Most experienced outdoorsmen know that beer makes you shoot better

Dear Reader:
Please accept our deepest apologies for the previous post. Normally, company policy precludes allowing anyone who drinks Miller Lite from weighing on such matters of import as guns and liquor. However, the night watchman apparently fell asleep and failed to be vigilant in his service. Naturally, he’s been transferred to management.
To clarify our official corporate position: Yes, guns and beer go very well together. If you’re out deer hunting before dawn, chances are you’re already back at the shack by noon, or maybe stuck field dressing a buck. As experienced hunters know, this gets to sucking. And when things suck, they always suck a little less with beer — especially when you’re heavily armed with guns and boning knives. That’s just common sense.
Thank you for your patience.
The Management

2 replies on “Editor’s Note: We apologize for the previous post”
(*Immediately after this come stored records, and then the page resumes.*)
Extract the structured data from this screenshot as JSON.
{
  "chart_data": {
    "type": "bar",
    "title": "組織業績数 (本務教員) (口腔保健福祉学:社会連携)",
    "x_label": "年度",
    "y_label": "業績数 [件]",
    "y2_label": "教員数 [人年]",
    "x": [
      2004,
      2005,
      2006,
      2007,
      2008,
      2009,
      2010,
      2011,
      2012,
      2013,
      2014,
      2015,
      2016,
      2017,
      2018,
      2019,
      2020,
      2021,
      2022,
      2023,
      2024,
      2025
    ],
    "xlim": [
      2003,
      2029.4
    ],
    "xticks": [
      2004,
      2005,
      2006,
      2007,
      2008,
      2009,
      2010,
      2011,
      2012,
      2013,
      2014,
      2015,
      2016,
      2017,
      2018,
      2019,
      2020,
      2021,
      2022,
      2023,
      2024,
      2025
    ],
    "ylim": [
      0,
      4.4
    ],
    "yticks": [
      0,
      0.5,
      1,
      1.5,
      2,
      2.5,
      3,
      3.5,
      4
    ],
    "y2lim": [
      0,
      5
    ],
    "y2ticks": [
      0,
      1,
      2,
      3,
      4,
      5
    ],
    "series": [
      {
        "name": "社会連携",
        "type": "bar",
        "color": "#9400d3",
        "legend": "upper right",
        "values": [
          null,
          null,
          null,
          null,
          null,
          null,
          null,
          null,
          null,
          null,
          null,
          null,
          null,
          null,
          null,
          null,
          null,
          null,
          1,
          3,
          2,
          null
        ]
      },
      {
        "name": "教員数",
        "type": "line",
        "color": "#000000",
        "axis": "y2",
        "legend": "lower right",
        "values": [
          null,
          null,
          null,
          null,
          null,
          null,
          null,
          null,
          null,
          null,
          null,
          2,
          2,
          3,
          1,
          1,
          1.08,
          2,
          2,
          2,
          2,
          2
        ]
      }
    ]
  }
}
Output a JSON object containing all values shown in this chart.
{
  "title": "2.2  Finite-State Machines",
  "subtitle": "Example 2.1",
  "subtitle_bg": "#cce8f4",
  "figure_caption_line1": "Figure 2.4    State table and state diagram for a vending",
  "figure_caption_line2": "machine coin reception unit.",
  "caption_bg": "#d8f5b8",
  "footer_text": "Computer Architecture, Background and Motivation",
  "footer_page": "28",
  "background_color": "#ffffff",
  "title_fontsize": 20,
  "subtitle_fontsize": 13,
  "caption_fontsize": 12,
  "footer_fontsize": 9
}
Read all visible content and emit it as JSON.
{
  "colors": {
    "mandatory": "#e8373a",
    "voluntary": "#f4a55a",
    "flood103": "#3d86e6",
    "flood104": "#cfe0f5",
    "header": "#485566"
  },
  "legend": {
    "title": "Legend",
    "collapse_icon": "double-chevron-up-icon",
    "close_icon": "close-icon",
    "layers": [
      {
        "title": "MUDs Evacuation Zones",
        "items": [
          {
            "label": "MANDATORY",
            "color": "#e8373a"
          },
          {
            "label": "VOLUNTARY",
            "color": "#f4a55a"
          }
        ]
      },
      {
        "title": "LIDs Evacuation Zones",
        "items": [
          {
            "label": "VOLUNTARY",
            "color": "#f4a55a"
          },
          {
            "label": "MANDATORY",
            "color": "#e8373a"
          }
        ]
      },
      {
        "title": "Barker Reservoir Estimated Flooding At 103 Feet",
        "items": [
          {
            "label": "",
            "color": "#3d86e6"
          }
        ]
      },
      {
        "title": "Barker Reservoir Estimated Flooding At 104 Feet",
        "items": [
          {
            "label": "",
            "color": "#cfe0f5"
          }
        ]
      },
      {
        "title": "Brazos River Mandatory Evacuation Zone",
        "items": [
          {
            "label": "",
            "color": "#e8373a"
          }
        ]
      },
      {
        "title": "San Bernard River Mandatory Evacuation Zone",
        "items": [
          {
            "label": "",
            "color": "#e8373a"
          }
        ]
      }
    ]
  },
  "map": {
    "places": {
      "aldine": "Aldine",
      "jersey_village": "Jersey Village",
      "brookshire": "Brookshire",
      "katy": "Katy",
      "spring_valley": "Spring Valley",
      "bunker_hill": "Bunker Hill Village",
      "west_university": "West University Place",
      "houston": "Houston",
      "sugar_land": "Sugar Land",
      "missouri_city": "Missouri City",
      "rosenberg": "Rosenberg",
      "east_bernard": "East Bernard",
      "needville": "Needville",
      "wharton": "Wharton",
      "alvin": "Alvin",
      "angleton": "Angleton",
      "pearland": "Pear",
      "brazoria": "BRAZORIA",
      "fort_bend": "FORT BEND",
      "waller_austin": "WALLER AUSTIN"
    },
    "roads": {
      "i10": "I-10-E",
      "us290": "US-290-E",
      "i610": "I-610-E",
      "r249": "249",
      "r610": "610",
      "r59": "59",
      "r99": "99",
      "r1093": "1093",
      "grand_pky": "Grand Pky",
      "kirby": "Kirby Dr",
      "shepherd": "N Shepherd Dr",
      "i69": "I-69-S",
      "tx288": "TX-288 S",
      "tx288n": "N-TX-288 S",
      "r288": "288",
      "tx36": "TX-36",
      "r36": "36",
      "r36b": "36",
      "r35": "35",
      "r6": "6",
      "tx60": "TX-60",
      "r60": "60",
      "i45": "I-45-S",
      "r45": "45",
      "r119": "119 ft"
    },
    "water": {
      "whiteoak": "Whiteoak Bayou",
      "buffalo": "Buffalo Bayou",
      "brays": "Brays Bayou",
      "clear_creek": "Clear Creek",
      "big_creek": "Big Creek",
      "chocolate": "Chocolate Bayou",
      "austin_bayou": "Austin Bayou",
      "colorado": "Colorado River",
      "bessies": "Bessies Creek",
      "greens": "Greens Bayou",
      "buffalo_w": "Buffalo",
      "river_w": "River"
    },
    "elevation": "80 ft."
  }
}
  1. Ha. That was very amusing and very true. After a long day, we are ready for camp, a fire, and that elusive beer.
    Lynn

  2. I enjoy this cocktail post-hunting. Actually, I don’t go hunting. I go killing. “Hunting” implies the possibility of failure. Anyway, try this drink with your killing buddies:
    “ANTLER FUZZ”
    Ingredients:
    1 empty metal can
    1 can of Busch beer (preferably from the camo 12 pack).
    1 bottle of Angostura Bitters.
    At least 4 ounces of fresh deer blood.
    1 shot of El Toro tequila.
    Coat the inside of the empty metal can (soup cans work well)with Angostura Bitters. Add 4 ounces of deer blood. Add Busch beer to the rim. Stir.
    Insist that one of your killing buddies takes the first drink. Call him a pussy, and insist it is a manly tradition. As he drinks the concoction, laugh like a madman and do the shot of tequila in celebration. Tell your buddy he probably now has “mad deer” disease and giggle like a schoolgirl as he vomits.